Diamond Care and Cleaning Guide

Asscher Cut Diamond
Consumers know diamond from the slogan “A Diamond is Forever”. With some care considerations this is relatively true. The Asscher cut was popular decades ago and is again a very popular cut style. This stone has exceptional quality being D color and VVS2 Clarity.
“A Diamond is Forever” is one of the world’s best-known advertising slogans. It has many different meanings. It refers to diamond’s timeless appeal. It refers to diamond’s icy beauty. And it also refers to diamond’s durability. One result of the diamond formation process is its incredible durability.
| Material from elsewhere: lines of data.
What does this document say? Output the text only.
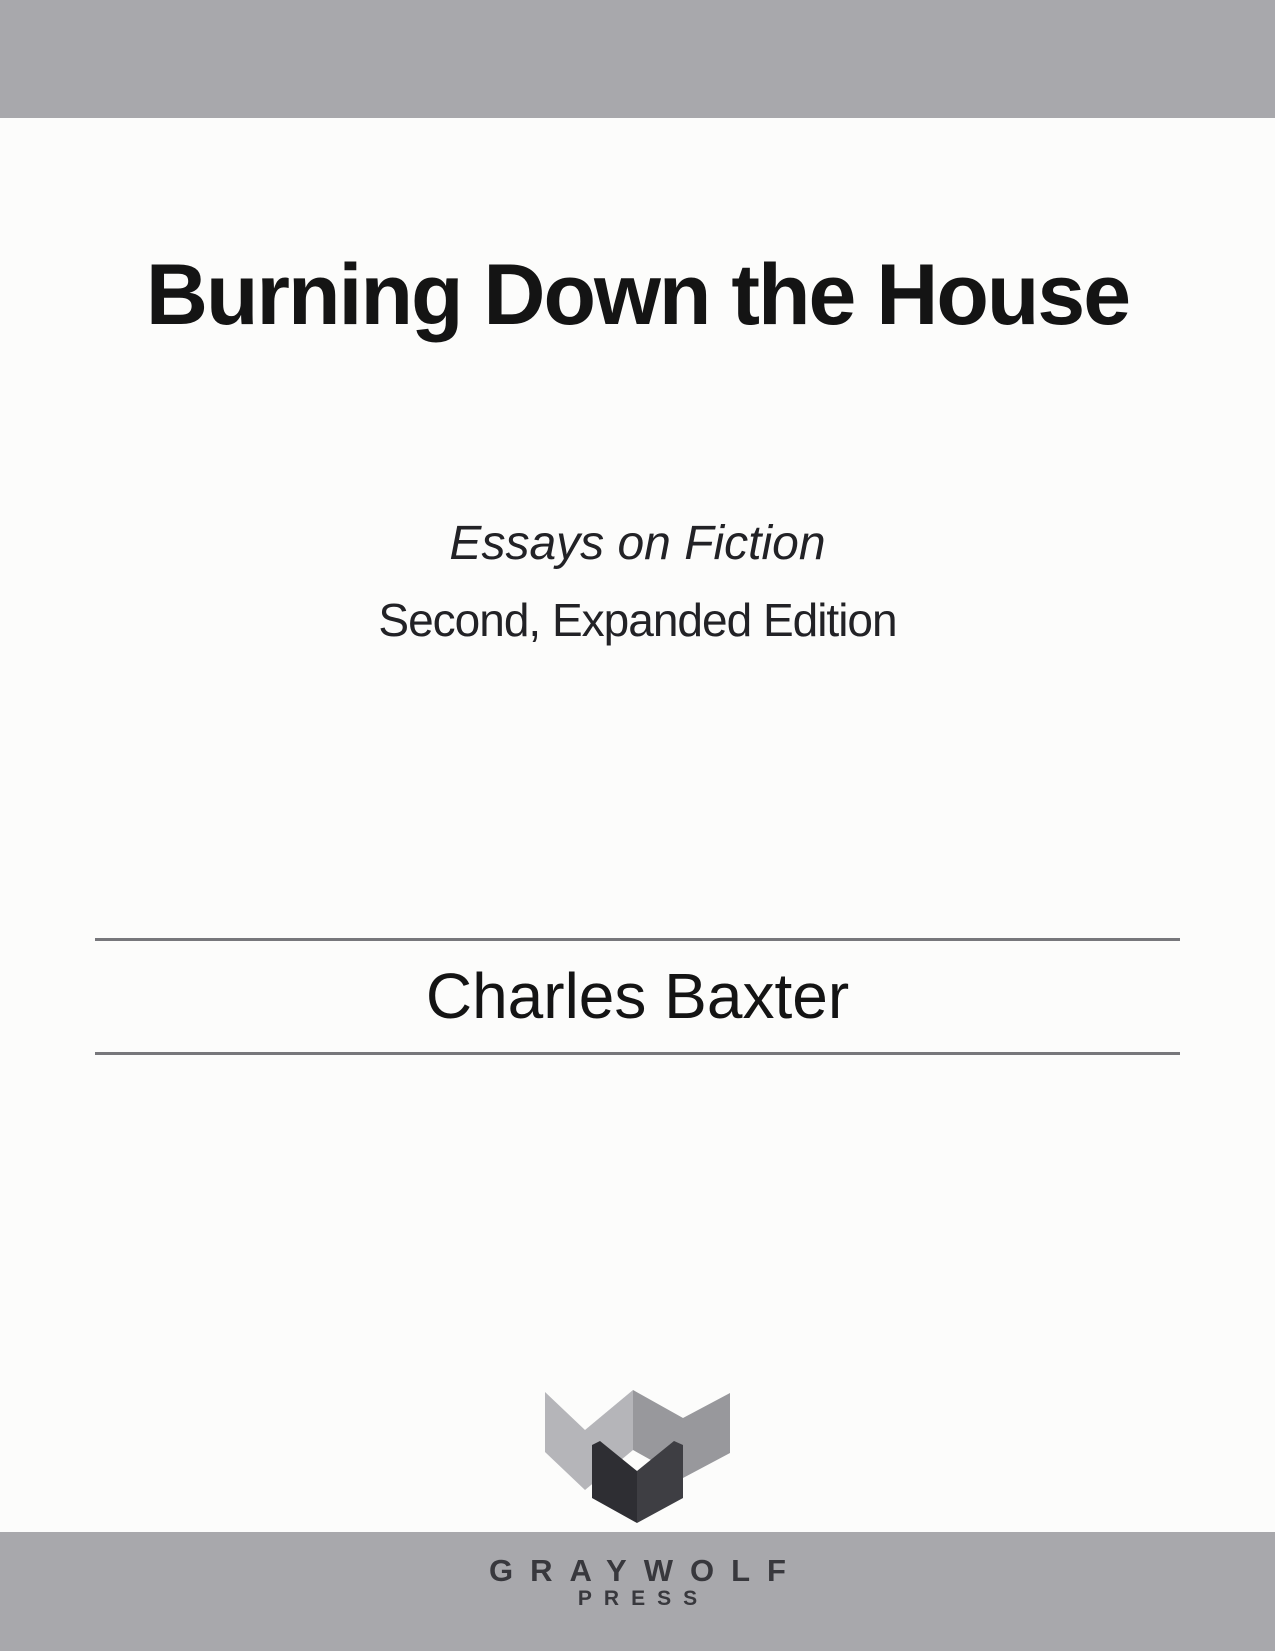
Burning Down the House
Essays on Fiction
Second, Expanded Edition
Charles Baxter
GRAYWOLF
PRESS
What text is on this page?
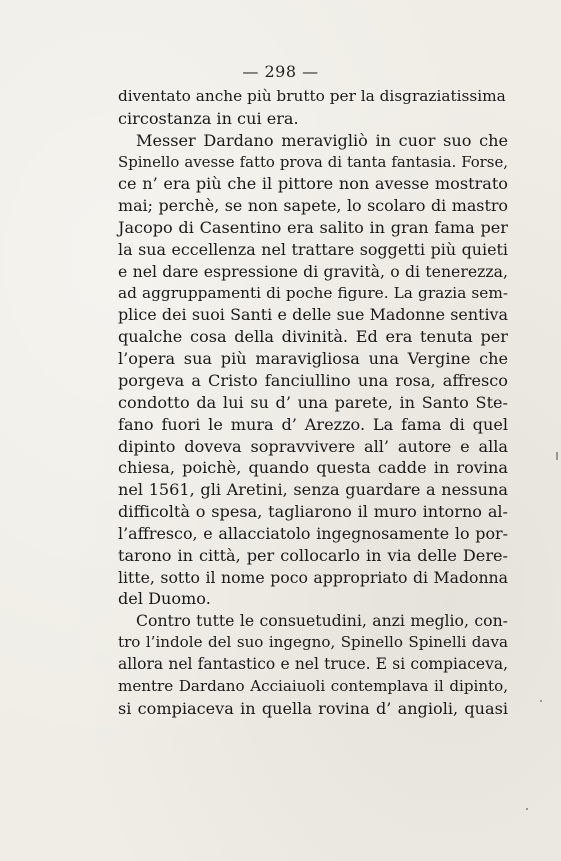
— 298 —
diventato anche più brutto per la disgraziatissima
circostanza in cui era.
Messer Dardano meravigliò in cuor suo che
Spinello avesse fatto prova di tanta fantasia. Forse,
ce n’ era più che il pittore non avesse mostrato
mai; perchè, se non sapete, lo scolaro di mastro
Jacopo di Casentino era salito in gran fama per
la sua eccellenza nel trattare soggetti più quieti
e nel dare espressione di gravità, o di tenerezza,
ad aggruppamenti di poche figure. La grazia sem-
plice dei suoi Santi e delle sue Madonne sentiva
qualche cosa della divinità. Ed era tenuta per
l’opera sua più maravigliosa una Vergine che
porgeva a Cristo fanciullino una rosa, affresco
condotto da lui su d’ una parete, in Santo Ste-
fano fuori le mura d’ Arezzo. La fama di quel
dipinto doveva sopravvivere all’ autore e alla
chiesa, poichè, quando questa cadde in rovina
nel 1561, gli Aretini, senza guardare a nessuna
difficoltà o spesa, tagliarono il muro intorno al-
l’affresco, e allacciatolo ingegnosamente lo por-
tarono in città, per collocarlo in via delle Dere-
litte, sotto il nome poco appropriato di Madonna
del Duomo.
Contro tutte le consuetudini, anzi meglio, con-
tro l’indole del suo ingegno, Spinello Spinelli dava
allora nel fantastico e nel truce. E si compiaceva,
mentre Dardano Acciaiuoli contemplava il dipinto,
si compiaceva in quella rovina d’ angioli, quasi
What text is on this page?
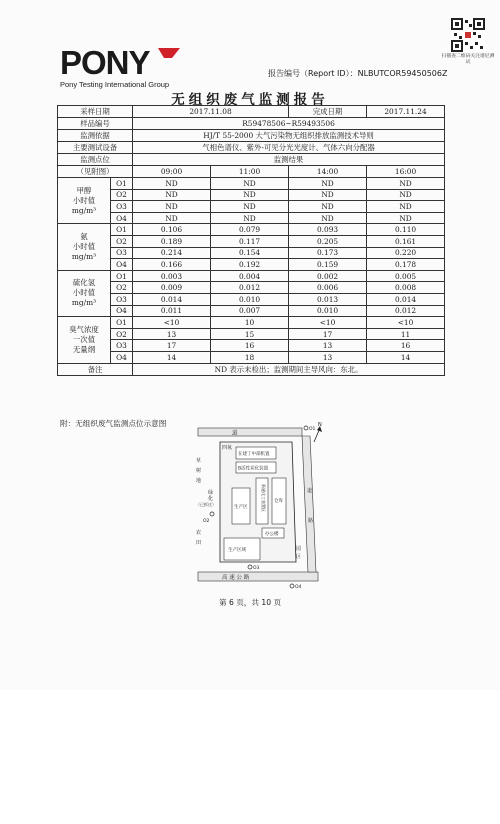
PONY
Pony Testing International Group
扫描查二维码关注谱尼测试
报告编号（Report ID）：NLBUTCOR59450506Z
无组织废气监测报告
采样日期		2017.11.08		完成日期	2017.11.24
样品编号		R59478506~R59493506			
监测依据		HJ/T 55-2000 大气污染物无组织排放监测技术导则			
主要测试设备		气相色谱仪、紫外-可见分光光度计、气体六向分配器			
监测点位		监测结果			
（见附图）		09:00	11:00	14:00	16:00

甲醇
小时值
mg/m³	O1	ND	ND	ND	ND
	O2	ND	ND	ND	ND
	O3	ND	ND	ND	ND
	O4	ND	ND	ND	ND

氨
小时值
mg/m³	O1	0.106	0.079	0.093	0.110
	O2	0.189	0.117	0.205	0.161
	O3	0.214	0.154	0.173	0.220
	O4	0.166	0.192	0.159	0.178

硫化氢
小时值
mg/m³	O1	0.003	0.004	0.002	0.005
	O2	0.009	0.012	0.006	0.008
	O3	0.014	0.010	0.013	0.014
	O4	0.011	0.007	0.010	0.012

臭气浓度
一次值
无量纲	O1	<10	10	<10	<10
	O2	13	15	17	11
	O3	17	16	13	16
	O4	14	18	13	14
备注		ND 表示未检出；监测期间主导风向：东北。			
附：无组织废气监测点位示意图
道
高 速 公 路
草
树
地
农
田
道
路
N
四氧
在建丁中部机置
B活性炭化装置
新建化工装置区 仓库
生产区
生产区域
办公楼
绿
化
（已拆迁）
园
区
O1
O2
O3
O4
第 6 页，共 10 页
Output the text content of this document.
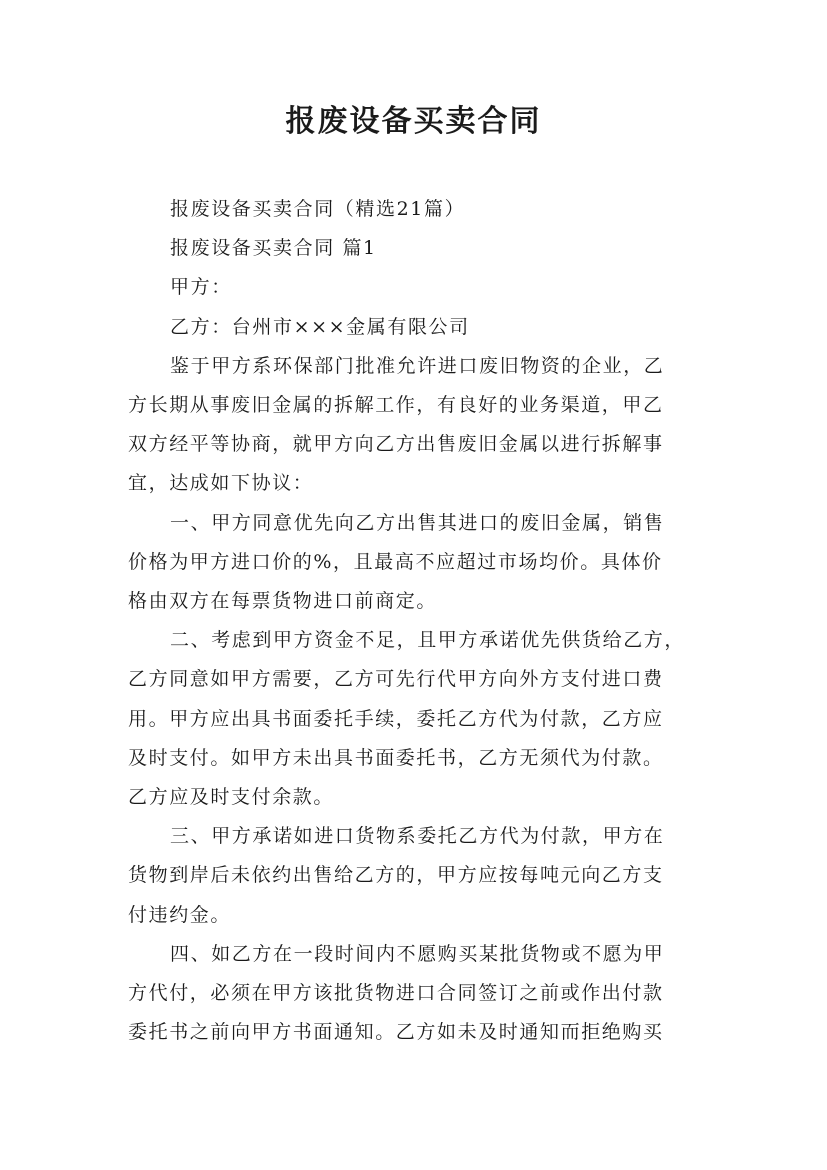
报废设备买卖合同
报废设备买卖合同（精选21篇）
报废设备买卖合同 篇1
甲方：
乙方：台州市×××金属有限公司
鉴于甲方系环保部门批准允许进口废旧物资的企业，乙
方长期从事废旧金属的拆解工作，有良好的业务渠道，甲乙
双方经平等协商，就甲方向乙方出售废旧金属以进行拆解事
宜，达成如下协议：
一、甲方同意优先向乙方出售其进口的废旧金属，销售
价格为甲方进口价的%，且最高不应超过市场均价。具体价
格由双方在每票货物进口前商定。
二、考虑到甲方资金不足，且甲方承诺优先供货给乙方，
乙方同意如甲方需要，乙方可先行代甲方向外方支付进口费
用。甲方应出具书面委托手续，委托乙方代为付款，乙方应
及时支付。如甲方未出具书面委托书，乙方无须代为付款。
乙方应及时支付余款。
三、甲方承诺如进口货物系委托乙方代为付款，甲方在
货物到岸后未依约出售给乙方的，甲方应按每吨元向乙方支
付违约金。
四、如乙方在一段时间内不愿购买某批货物或不愿为甲
方代付，必须在甲方该批货物进口合同签订之前或作出付款
委托书之前向甲方书面通知。乙方如未及时通知而拒绝购买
Durability is a gemstone’s ability to withstand wear, heat, and chemicals. Durability consists of three properties: hardness, toughness, and stability. Hardness means how well a gemstone resists scratches and abrasion. Toughness describes how well a gemstone resists breaking and chipping. Stability means how well a diamond resists chemicals and temperature changes.

Hardness
Gem and mineral hardness is measured on the Mohs scale. The scale originated in 1812 when German mineralogist Friedrich Mohs chose ten minerals and assigned numbers to them, based on the relative ease or difficulty with which one could be scratched by another. But the Mohs scale is deceptive. The steps between the minerals are not evenly spaced. For example, diamond is only one number away, but it’s many times harder than gems in the corundum family. Only a diamond can scratch a diamond.
 
Something the Mohs scale doesn’t show, but that’s equally important to the diamond industry, is that diamond can also scratch any of the precious metals used for settings. That means a diamond that’s loose in its setting can wear through a prong over time.
Mohs Scale
Diamond rates highest on the Mohs hardness scale, at number 10.
Toughness
Any stone, including a diamond, will break if it’s hit hard enough in the right place. Toughness is a measure of how well a gem can survive an impact and resist breaking, chipping, or cracking.
Diamonds are tougher in the directions where the atoms are bonded tightly together, less tough where they’re not so tightly bonded.

Diamond
Cutting styles with pointed corners or ends are often set with prongs to protect the corners from chipping. - Courtesy Ambar Diamonds
The weakest directions are the ones where the atoms are farthest apart. It’s easier to break a diamond in those directions, which are called cleavage directions. A cutter can cleave a diamond by hitting it sharply in the cleavage direction. But even after cutting, a hard blow can still cleave a diamond. This can happen during the setting process, or even when it’s being worn.

Stability
Stability is a term that describes how well a diamond resists temperature changes and chemicals. Diamonds are very stable. They’re invulnerable to virtually all acids, for one thing. The cutting process generates a lot of heat, but diamonds usually endure intact. Situations that are more threatening to a diamond’s stability are those that involve sudden and extreme temperature changes. Those changes can cause thermal shock and create new fractures and cleavages or cause existing ones to spread.
 
Diamonds will burn at about 1562°F (850°C). House fires and jewelers’ torches can reach that temperature.

Recut Diamond
A house fire caused the white, cloudy appearance of this diamond (left). The stone was recut to remove the burned area, reducing the diamond’s size, but leaving no sign that it was ever damaged (right).
Cleaning
Diamonds can be cleaned safely with lint-free cloths, commercial jewelry cleaning solutions, and household detergents.
 
Harsher cleaning methods are not recommended for home use. These include powdered abrasive household cleansers, ultrasonic cleaners, and steam cleaners.

Cleaning Device
Ultrasonic cleaners and steam cleaners can loosen gemstones in their settings. Jewelry professionals carefully examine jewelry for loose stones before using these devices.